= United States Navy Regulations =

Document of the Department of the Navy

United States Navy Regulations is the principal regulatory document of the Department of the Navy (not just the United States Navy), endowed with the sanction of law, as to duty, responsibility, authority, distinctions and relationships of various officials, organizations and individuals.

Navy Regulations are issued by the secretary of the Navy, and are permanent regulations of general applicability, as opposed to other regulations that may be issued in accordance with law. The Navy Regulations serve in effect much as a vehicle of implementation of Title 10 of the United States Code as it pertains to the Naval Services. However, Navy Regulations do not take legal precedence over any order or directive issued by either the president or secretary of defense, or of an Act of Congress.

The chief of naval operations is responsible for maintaining the Navy Regulations, and for ensuring that they conform to the current needs of the Department of the Navy. Other directives issued within the Department of the Navy may not conflict with, alter or amend any provision of Navy Regulations. Any additions, changes or deletions to the U.S. Navy Regulations must be approved by the Secretary of the Navy.

==History==
Navy Regulations began with the enactment by the Second Continental Congress of the "Rules for the Regulation of the Navy of the United Colonies" on November 28, 1775. The first issuance by the United States Government which covered this subject matter was "An Act for the Government of the Navy of the United States," enacted on March 2, 1799. This was followed the next year by "An Act for the Better Government of the Navy of the United States."
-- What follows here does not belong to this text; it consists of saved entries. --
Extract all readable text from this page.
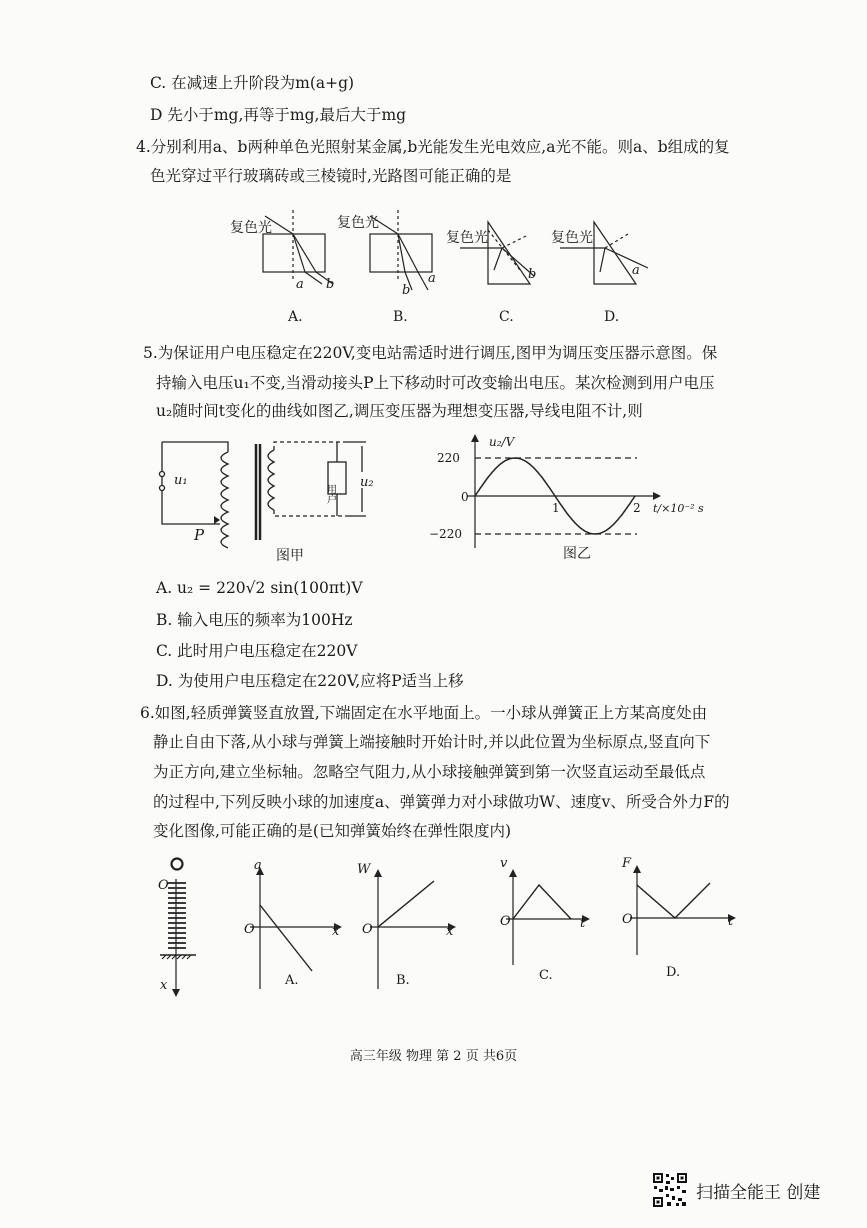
C. 在减速上升阶段为m(a+g)
D 先小于mg,再等于mg,最后大于mg
4.分别利用a、b两种单色光照射某金属,b光能发生光电效应,a光不能。则a、b组成的复
色光穿过平行玻璃砖或三棱镜时,光路图可能正确的是
复色光	复色光
复色光	复色光
a b	b
a	b	a
A.	B.	C.	D.
5.为保证用户电压稳定在220V,变电站需适时进行调压,图甲为调压变压器示意图。保
持输入电压u₁不变,当滑动接头P上下移动时可改变输出电压。某次检测到用户电压
u₂随时间t变化的曲线如图乙,调压变压器为理想变压器,导线电阻不计,则
u₁
用户
u₂
P
图甲
u₂/V
t/×10⁻² s
220
0
−220
1	2
图乙
A. u₂ = 220√2 sin(100πt)V
B. 输入电压的频率为100Hz
C. 此时用户电压稳定在220V
D. 为使用户电压稳定在220V,应将P适当上移
6.如图,轻质弹簧竖直放置,下端固定在水平地面上。一小球从弹簧正上方某高度处由
静止自由下落,从小球与弹簧上端接触时开始计时,并以此位置为坐标原点,竖直向下
为正方向,建立坐标轴。忽略空气阻力,从小球接触弹簧到第一次竖直运动至最低点
的过程中,下列反映小球的加速度a、弹簧弹力对小球做功W、速度v、所受合外力F的
变化图像,可能正确的是(已知弹簧始终在弹性限度内)
O
x
a
O	x
A.
W
O	x
B.
v
O	t
C.
F
O	t
D.
高三年级 物理 第 2 页 共6页
扫描全能王 创建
In the years preceding the American Civil War, twelve successor publications were promulgated under a number of titles by the President, the Navy Department and the Secretary of the Navy. A decision by the attorney general that the last of the pre-Civil War issuances was invalid led to the inclusion in the 1862 naval appropriations bill of a provision that "the orders, regulations, and instructions heretofore issued by the Secretary of the Navy be, and they are hereby, recognized as the regulations of the Navy Department, subject, however, to such alterations as the Secretary of the Navy may adopt, with the approbation of the President of the United States."

Thirteen editions of Navy Regulations were published in accordance with this authority (later codified as Section 1547, Revised Statutes) between 1865 and 1948. The 1973 edition of Navy Regulations was published under authority of , which provided that "United States Navy Regulations shall be issued by the Secretary of the Navy with the approval of the President." In 1981, this provision was amended to eliminate the requirement for presidential approval.

While leaving this provision unaffected, Congress enacted the Goldwater–Nichols Department of Defense Reorganization Act of 1986 (Pub. L. 99–443), which granted each of the service secretaries the explicit authority to prescribe regulations to carry out his or her statutory functions, powers and duties.